By: Chris Shaffer
Central Pennsylvania is littered with famous trout streams. Meanwhile, few gain as much attention as Spring and Penns Creek, both of which have been on our radar for a few years. Fortunately, while we were staying in State College last week both were fishable. The previous year they were so high and muddy from spring rains we weren’t able to make a single cast.
Luckily we met a local who was able to take us to areas where public access was available. And, while many sections are reserved for fly guys we focused near Bellefonte where any legal method is acceptable, as long as all fish are released. The stream was much larger than we anticipated, had wonderful flows and brought more clarity than Penns and other nearby systems we approached.
Meanwhile, what we enjoyed most about Spring was the quality of trout available. We caught hundreds of trout in Central PA during the week, but few rivaled the size we tangled with here. It’s a place that belongs on your radar and supports a tremendous population of trout.
Please don’t think we are local experts. This was our first time here. We showed up and fished for a few hours to show how easy it would be to catch trout with our bait and did well. Ironically, most people told us Spring was one of the toughest places in the region to catch fish. However, we caught and released more than two dozen in a few short hours with our bait. Keep in mind, that’s only two anglers, and we only had time to fish about 50 yards of water before the rain sent us back to State College for lunch.
As most Pennsylvania anglers know Spring Creek isn’t stocked by the PA Fish & Boat Commission. However, an endless number of wild trout remain and local clubs do stock trout annually. Some of those trout are trophy size and while we didn’t catch the largest ones we saw in the deep holes we did leave more than satisfied. In the two years we’ve filmed in PA this was the best average quality trout we’ve encountered. In fact, it blew away everything we’ve done prior. We finally caught a few golden rainbows on film in PA, but were disappointed with their quality. The two goldens planted by private clubs were pale. They lacked the vibrant colors the state stocked fish display.
Many guys fish flies under a bobber here. We fished Balls O Fire salmon eggs and Fire Bait and ran into a few other anglers that were using dough bait. That bait helped us film an episode of Pautzke Outdoors in which we landed two golden rainbows, a bunch of browns to 16 inches and rainbow trout to 21 inches. It will be a day we remember.

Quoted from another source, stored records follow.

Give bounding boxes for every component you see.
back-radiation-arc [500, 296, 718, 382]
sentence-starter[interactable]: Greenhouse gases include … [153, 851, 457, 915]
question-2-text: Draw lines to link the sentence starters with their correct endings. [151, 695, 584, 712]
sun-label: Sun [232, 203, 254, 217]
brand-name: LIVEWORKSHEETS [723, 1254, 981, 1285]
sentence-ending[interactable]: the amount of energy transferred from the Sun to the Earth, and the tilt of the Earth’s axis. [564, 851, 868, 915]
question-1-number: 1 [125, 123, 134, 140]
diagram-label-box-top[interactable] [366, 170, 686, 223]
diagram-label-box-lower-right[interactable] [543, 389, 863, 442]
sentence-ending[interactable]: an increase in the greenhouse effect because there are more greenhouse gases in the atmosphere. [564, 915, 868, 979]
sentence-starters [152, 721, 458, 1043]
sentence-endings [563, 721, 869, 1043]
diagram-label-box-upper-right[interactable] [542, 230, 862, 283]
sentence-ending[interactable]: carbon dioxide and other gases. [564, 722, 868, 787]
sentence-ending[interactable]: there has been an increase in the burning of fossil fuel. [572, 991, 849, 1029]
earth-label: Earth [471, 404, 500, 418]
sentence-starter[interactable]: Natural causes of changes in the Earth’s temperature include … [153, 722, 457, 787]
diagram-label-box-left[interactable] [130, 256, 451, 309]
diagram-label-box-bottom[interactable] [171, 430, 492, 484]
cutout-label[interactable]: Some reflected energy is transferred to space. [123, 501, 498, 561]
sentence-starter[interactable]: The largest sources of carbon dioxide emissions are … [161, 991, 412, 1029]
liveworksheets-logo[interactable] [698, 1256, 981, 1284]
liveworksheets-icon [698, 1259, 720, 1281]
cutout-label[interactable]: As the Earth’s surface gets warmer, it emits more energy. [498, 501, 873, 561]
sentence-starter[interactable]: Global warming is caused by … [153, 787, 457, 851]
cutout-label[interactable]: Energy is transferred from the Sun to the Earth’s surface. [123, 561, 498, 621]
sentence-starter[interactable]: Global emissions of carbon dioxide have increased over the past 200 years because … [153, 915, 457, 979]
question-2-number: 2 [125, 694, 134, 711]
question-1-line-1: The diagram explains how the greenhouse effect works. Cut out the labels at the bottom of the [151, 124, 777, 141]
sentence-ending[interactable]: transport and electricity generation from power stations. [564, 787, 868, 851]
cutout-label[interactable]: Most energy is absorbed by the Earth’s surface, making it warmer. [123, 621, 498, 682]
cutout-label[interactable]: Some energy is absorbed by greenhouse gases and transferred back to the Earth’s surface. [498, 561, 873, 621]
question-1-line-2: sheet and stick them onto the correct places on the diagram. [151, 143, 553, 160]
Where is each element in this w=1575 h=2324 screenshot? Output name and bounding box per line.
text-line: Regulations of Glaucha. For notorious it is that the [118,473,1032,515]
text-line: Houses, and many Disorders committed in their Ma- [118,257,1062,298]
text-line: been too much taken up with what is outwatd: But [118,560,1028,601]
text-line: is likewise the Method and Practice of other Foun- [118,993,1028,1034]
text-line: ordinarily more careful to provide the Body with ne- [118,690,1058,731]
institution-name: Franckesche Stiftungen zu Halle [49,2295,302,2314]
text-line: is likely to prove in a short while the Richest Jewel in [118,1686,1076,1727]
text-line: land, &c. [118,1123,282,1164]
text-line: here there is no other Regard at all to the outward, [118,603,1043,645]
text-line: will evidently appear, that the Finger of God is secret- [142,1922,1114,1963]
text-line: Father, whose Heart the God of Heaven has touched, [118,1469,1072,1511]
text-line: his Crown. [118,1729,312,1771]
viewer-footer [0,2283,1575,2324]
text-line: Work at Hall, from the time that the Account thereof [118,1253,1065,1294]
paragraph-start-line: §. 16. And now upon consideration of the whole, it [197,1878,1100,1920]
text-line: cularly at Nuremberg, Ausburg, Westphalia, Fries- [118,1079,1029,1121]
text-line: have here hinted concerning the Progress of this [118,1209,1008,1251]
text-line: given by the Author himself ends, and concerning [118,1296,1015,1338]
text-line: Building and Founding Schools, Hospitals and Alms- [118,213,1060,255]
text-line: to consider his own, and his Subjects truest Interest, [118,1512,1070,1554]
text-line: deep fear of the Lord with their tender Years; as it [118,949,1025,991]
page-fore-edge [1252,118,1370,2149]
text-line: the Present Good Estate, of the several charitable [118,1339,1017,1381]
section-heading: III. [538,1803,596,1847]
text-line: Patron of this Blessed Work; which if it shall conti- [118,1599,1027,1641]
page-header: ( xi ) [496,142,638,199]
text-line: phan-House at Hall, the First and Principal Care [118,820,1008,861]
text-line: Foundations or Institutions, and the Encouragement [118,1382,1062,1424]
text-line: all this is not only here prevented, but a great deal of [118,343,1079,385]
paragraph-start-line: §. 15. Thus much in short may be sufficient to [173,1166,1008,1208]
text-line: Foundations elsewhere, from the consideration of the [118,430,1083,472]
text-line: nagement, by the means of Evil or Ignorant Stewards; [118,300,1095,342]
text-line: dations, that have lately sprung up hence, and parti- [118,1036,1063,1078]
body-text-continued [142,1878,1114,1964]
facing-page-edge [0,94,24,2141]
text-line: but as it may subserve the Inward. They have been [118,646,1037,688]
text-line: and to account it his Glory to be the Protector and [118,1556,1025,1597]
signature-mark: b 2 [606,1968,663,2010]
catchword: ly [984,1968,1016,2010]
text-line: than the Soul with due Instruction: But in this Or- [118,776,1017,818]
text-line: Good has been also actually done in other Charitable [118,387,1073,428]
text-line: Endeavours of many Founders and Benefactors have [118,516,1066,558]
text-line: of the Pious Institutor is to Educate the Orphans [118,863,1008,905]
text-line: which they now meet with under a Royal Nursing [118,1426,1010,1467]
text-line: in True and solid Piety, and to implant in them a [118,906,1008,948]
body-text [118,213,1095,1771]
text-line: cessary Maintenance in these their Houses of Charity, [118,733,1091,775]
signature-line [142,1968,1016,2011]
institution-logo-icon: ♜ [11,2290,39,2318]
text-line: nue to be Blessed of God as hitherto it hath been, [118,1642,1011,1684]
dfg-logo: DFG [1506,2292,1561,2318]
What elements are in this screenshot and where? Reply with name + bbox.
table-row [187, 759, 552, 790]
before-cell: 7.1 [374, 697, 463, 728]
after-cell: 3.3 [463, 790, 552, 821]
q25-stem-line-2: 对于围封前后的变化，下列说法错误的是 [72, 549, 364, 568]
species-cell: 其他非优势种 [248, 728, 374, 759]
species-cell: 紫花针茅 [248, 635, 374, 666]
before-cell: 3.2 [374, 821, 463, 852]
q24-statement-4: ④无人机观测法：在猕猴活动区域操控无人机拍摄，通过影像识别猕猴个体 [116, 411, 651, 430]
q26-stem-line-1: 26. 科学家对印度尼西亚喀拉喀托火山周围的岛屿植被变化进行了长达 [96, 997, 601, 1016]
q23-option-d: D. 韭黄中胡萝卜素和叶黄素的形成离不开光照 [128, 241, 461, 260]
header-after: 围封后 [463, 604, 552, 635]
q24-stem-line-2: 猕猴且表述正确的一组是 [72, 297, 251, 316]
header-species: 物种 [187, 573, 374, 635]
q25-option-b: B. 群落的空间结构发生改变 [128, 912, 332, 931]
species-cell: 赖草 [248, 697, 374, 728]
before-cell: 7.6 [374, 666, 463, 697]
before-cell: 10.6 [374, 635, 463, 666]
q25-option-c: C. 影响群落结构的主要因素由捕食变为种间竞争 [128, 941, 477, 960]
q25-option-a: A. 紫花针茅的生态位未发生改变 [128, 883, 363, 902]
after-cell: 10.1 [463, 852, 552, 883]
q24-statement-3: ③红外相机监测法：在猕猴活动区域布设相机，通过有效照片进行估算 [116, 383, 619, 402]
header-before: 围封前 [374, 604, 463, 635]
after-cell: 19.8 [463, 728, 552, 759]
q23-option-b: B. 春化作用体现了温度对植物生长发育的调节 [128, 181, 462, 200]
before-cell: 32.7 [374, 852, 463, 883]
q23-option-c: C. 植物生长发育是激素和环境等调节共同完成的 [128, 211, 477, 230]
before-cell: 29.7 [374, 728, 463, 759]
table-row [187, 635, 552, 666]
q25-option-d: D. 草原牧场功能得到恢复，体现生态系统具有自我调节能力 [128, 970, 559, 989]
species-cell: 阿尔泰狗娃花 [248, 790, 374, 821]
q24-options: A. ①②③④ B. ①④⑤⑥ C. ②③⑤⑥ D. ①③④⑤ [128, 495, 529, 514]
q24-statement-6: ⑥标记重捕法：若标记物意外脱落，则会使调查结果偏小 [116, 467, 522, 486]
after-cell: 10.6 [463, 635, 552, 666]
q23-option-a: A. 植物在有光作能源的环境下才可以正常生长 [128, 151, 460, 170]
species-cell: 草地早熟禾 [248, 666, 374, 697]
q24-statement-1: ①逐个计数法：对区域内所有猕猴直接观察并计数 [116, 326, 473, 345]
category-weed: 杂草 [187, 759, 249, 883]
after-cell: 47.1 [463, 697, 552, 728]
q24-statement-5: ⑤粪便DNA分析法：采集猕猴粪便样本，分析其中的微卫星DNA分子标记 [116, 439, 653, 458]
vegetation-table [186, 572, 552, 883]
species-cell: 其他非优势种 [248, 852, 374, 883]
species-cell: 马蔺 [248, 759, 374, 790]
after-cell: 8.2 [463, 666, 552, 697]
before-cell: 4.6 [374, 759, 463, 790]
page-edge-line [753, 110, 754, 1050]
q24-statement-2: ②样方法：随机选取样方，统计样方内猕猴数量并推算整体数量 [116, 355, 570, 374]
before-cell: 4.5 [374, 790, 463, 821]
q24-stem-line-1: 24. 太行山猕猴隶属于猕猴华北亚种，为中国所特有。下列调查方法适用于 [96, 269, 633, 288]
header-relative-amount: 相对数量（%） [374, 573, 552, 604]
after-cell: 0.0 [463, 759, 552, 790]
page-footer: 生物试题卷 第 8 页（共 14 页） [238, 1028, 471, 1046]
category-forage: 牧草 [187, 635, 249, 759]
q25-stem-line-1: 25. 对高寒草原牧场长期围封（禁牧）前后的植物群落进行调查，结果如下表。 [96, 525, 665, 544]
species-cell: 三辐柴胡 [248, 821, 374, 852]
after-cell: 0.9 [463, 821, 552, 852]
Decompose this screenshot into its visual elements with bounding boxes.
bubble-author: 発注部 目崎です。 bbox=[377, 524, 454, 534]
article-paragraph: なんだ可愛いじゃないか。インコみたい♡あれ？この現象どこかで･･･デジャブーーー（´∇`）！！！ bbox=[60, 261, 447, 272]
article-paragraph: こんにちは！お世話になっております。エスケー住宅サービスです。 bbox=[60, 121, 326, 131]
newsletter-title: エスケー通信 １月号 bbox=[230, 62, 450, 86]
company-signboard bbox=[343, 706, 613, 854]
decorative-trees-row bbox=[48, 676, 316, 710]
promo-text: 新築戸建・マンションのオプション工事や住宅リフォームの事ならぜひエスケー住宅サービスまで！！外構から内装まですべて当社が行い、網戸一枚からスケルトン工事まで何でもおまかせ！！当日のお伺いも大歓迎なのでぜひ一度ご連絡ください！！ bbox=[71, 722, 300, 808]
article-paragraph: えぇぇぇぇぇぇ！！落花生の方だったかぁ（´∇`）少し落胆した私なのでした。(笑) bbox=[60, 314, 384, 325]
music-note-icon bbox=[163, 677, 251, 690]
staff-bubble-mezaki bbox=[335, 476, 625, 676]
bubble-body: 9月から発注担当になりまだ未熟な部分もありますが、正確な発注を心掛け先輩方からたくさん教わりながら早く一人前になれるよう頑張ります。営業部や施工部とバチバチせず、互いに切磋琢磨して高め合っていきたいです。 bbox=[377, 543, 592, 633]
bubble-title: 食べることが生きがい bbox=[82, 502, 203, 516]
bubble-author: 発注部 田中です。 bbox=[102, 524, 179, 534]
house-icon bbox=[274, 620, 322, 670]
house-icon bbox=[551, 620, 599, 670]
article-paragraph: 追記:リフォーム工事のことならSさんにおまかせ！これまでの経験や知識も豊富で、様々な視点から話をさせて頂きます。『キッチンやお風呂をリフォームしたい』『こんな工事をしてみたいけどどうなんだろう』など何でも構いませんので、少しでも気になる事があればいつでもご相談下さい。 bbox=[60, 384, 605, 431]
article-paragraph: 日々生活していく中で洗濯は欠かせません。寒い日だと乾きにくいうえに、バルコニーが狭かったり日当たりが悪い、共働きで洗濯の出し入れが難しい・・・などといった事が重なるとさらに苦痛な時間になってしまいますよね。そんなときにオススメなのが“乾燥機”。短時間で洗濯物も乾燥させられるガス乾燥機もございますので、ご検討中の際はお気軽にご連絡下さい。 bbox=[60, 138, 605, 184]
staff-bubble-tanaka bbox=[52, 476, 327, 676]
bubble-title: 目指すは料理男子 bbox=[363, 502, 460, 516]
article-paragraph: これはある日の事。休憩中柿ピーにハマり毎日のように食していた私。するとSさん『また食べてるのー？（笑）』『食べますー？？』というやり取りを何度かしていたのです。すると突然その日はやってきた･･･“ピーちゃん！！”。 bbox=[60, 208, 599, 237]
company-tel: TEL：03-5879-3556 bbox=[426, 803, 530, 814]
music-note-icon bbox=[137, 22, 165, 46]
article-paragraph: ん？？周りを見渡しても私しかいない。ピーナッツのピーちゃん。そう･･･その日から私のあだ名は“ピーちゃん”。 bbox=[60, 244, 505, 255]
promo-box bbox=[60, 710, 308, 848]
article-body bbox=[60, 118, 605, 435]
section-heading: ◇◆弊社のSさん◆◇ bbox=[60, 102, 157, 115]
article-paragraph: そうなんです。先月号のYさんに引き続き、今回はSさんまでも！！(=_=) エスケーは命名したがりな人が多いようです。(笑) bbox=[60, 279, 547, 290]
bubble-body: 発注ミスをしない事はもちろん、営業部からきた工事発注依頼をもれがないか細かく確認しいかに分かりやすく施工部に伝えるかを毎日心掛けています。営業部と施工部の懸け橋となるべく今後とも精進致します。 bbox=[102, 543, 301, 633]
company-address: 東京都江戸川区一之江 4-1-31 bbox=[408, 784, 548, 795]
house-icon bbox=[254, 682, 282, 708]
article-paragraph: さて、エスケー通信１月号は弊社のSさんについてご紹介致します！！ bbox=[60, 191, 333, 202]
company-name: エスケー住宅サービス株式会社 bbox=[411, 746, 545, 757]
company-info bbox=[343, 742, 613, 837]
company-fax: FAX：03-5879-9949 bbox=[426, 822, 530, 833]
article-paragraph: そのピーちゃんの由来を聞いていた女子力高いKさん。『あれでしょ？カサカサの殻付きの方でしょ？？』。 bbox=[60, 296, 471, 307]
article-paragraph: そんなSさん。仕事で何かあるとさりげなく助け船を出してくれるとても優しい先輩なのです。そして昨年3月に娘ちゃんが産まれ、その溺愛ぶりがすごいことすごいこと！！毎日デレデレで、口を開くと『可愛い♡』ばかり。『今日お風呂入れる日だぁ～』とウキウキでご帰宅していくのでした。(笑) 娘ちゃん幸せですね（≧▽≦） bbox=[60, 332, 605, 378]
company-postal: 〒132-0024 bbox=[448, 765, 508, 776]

One of the tricks was using light line. Anything heavier than four-pound test is too much. We also used slightly larger hooks so the trout didn’t swallow them, namely Eagle Claw size 10 salmon egg hooks teamed with a few BB Water Gremlin split shots. We used two methods: drifting eggs and dough under a Trout Magnet Float and bottom bouncing. When it came to eggs the three eggs we brought to the bank (Pink Shrimp, Natural Deluxe, Gold Label) all caught fish, but the largest trout came off Feed Pellet Brown and Chartreuse Garlic Fire Bait. Head there with these baits and you’ll find similar success.
Editor’s Note: All trout must be released at Spring Creek. The system supports trout year-round.